Em Londres dos anos 1950 o boxe estava nas escolas


As fotos de Frank Horvat da vida noturna sedutoramente parisiense em 1956 são gloriosas. Suas fotos de Londres, um ano antes, capturaram uma cidade com uma revolução cultural. Nestas fotos estão dois meninos lutando em uma rua de Lambeth.

O boxe na década de 1950 foi importante na vida de muita gente. Floyd Patterson, Rocky Marciano e Jake LaMotta foram alguns dos nomes mundialmente famosos.
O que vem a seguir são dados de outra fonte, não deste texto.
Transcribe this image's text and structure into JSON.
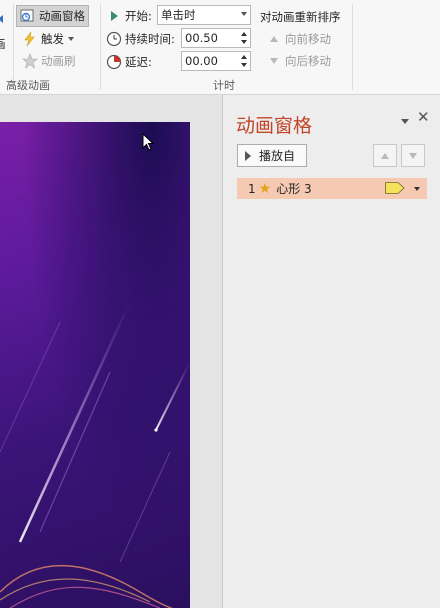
{
  "ribbon": {
    "left_cut_label": "画",
    "advanced": {
      "pane_btn": "动画窗格",
      "trigger_btn": "触发",
      "painter_btn": "动画刷",
      "group_label": "高级动画"
    },
    "timing": {
      "start_label": "开始:",
      "start_value": "单击时",
      "duration_label": "持续时间:",
      "duration_value": "00.50",
      "delay_label": "延迟:",
      "delay_value": "00.00",
      "reorder_title": "对动画重新排序",
      "move_earlier": "向前移动",
      "move_later": "向后移动",
      "group_label": "计时"
    }
  },
  "pane": {
    "title": "动画窗格",
    "play_label": "播放自",
    "items": [
      {
        "number": "1",
        "name": "心形 3"
      }
    ]
  },
  "colors": {
    "pane_title": "#c4452a",
    "selected_row": "#f6c9b3",
    "star": "#e3a21a",
    "timing_bar": "#f5e15a"
  }
}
Na Grã-Bretanha, Randy Turpin ganhou o título mundial de peso médio, derrotando o grande Sugar Ray Robinson em Londres.

Terry Allen foi, em várias ocasiões, campeão britânico, da Commonwealth, da Europa e do mundo.

O boxe era um esporte de participação, ministrado nas escolas públicas britânicas. Em 1962 foi cancelado nas escolas, não foi banido, era porque já não estava no interesse dos alunos. Se você quisesse lutar, você teria que se juntar a um clube de boxe.

Tony Parsons:

O boxe nunca foi proscrito nas escolas britânicas, apesar dos melhores esforços de um médico e deputado trabalhista chamado Edith Summerskill, cuja campanha anti-boxe no final dos anos 50 e início dos anos sessenta ganhou apoio generalizado, mas perdeu vários votos na Câmara dos Comuns. Os votos podem ter sido contra Summerskill, mas o espírito da época foi com ela todo o caminho. Os tempos estavam mudando. As memórias da guerra estavam desaparecendo. O serviço nacional terminou. As virtudes viris estavam saindo de moda. Muitas pessoas acreditavam que o boxe nas escolas era uma relíquia de nosso passado mais violento.

O Dr. Edith detestava o boxe. E o que ele queria é que fosse banido.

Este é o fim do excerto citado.